Limitations & Future Work

  • Fixed 25% Pruning Ratio and \(K_{max}\): The paper validates primarily around 25% compression. At more aggressive rates (e.g., 40%+), the error accumulation factor \(\sum B_A^{k-1-j}\) might escalate, requiring further investigation into the stability of long block replacement.
  • Boundary of Slow Manifold Hypothesis: The method relies on "high similarity between adjacent layers \(\rightarrow\) entering slow manifold." Gains may be limited for models or segments where similarity is inherently low (e.g., first/last layers, certain non-LLaMA architectures), necessitating the exclusion of the first and last 10% of layers.
  • Norm Decay in Inverse Networks: Although compensated by a scaling factor \(\alpha\), norm decay exposes inherent numerical instability in sequential linear operator multiplication in kernel space. Robust operator constraints (e.g., spectral normalization) are worth exploring.
  • Generative Tasks are only "Comparable": On PPL/ROUGE generative benchmarks, KDP is only "comparable." Classification gains are more pronounced; there is room for improvement in maintaining generative quality.
  • Layer Pruning Paradigms: ShortGPT, SLEB (direct layer removal via metrics without retraining), LaCo, Streamline, SliceGPT, LLM-Pruner (prune/replace then retrain for recovery). KDP differs by neither simply deleting layers nor relying on retraining, but by "folding" blocks via kernel space linearization.
  • Kernel Methods / RFF: Rahimi & Recht's Random Fourier Features and Universal Kernel theory provide the basis for Lemma 1 (Existence). The intuition of high-dimension separability in SVMs is the source for "higher similarity in kernel space."
  • Dynamical Systems Perspective: Viewing residual networks as discrete dynamical systems and borrowing model order reduction from PDE numerical analysis serves as a bridge between "representation similarity" and "computational redundancy." This cross-disciplinary perspective is inspiring for other compression/acceleration work like early exiting or token merging.
  • Insight: Representation similarity does not imply information uselessness.
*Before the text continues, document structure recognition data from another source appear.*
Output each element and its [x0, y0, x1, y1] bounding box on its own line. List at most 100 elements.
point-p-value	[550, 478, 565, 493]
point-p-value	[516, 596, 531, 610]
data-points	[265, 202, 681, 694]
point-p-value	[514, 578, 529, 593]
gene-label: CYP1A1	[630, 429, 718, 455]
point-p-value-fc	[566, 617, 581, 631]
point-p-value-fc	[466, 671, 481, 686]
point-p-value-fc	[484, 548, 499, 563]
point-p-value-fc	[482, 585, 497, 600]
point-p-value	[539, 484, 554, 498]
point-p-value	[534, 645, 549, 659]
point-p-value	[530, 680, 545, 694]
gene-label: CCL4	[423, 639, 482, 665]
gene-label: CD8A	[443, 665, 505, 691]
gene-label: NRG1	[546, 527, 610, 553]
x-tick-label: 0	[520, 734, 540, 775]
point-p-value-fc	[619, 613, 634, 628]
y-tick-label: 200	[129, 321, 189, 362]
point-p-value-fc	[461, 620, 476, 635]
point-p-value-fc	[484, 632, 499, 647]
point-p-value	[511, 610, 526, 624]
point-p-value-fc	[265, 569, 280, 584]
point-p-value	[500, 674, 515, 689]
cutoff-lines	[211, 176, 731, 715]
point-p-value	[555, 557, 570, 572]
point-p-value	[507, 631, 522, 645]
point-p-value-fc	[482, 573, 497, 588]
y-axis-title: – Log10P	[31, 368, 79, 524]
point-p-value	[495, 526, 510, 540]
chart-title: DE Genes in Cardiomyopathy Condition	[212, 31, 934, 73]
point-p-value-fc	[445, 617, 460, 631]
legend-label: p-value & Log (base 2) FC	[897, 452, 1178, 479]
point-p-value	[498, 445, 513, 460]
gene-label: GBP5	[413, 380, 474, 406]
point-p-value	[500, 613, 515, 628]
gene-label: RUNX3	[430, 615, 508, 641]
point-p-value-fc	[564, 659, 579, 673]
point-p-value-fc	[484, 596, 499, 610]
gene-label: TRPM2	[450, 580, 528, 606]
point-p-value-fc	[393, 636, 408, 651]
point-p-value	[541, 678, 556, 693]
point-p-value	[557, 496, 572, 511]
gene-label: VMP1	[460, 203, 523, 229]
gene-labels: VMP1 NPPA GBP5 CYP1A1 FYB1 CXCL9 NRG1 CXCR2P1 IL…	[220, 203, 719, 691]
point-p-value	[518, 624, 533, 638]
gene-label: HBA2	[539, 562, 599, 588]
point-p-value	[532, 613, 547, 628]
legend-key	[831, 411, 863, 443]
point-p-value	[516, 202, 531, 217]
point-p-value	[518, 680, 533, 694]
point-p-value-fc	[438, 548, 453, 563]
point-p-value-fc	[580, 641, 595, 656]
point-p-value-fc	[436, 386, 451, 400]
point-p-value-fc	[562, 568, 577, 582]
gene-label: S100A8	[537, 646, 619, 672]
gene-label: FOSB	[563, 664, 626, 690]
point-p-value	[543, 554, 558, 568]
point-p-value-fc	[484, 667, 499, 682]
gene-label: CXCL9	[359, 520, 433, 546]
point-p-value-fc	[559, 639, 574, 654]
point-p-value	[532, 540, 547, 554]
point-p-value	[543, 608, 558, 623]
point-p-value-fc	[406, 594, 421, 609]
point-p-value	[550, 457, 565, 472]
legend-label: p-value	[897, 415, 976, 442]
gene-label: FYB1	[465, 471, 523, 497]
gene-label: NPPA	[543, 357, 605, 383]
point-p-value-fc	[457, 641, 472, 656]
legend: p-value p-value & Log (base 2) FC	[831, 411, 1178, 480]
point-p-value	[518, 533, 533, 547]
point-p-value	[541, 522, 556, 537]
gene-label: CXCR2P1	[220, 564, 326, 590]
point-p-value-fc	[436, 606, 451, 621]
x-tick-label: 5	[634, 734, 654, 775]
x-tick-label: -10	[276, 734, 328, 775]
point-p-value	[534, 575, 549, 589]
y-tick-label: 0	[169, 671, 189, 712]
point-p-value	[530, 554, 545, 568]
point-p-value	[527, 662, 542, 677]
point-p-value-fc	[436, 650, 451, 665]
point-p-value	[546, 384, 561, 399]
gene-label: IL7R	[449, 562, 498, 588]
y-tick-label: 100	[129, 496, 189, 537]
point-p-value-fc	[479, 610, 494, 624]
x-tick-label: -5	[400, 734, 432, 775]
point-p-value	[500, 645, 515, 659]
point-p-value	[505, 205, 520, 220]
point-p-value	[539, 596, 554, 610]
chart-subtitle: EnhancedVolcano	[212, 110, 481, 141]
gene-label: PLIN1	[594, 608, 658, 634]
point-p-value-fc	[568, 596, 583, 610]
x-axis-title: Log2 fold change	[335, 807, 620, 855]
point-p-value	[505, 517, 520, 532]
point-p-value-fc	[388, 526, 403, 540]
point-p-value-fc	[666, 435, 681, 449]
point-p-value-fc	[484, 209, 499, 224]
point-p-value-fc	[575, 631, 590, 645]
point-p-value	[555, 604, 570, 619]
The key is "looking from a different space"—the same representations may exhibit a far simpler structure in the appropriate kernel space. This idea could extend to KV cache compression and cross-layer parameter sharing.

Rating

  • Novelty: ⭐⭐⭐⭐⭐ Reformulating layer pruning as an RKHS geometric embedding search + slow manifold dynamical perspective is a rare, self-consistent, and original entry point.
  • Experimental Thoroughness: ⭐⭐⭐⭐ 6 models × 15 benchmarks + 6 baselines + multiple ablations (w/o kernel, kernel vs. original space, training dynamics, norm evolution) is solid; points deducted for single compression ratio and "only comparable" generative performance.
  • Writing Quality: ⭐⭐⭐⭐ Clear logic from motivation to theory to method and experiments. Theorem and chart correspondences are well-placed. Dense kernel and dynamical systems terminology may pose a barrier for non-kernel method readers.
  • Value: ⭐⭐⭐⭐ Pruning 25% of parameters and significantly leading baselines without post-training shows strong engineering utility. The theoretical framework provides reusable analysis tools for future kernel-space compression research.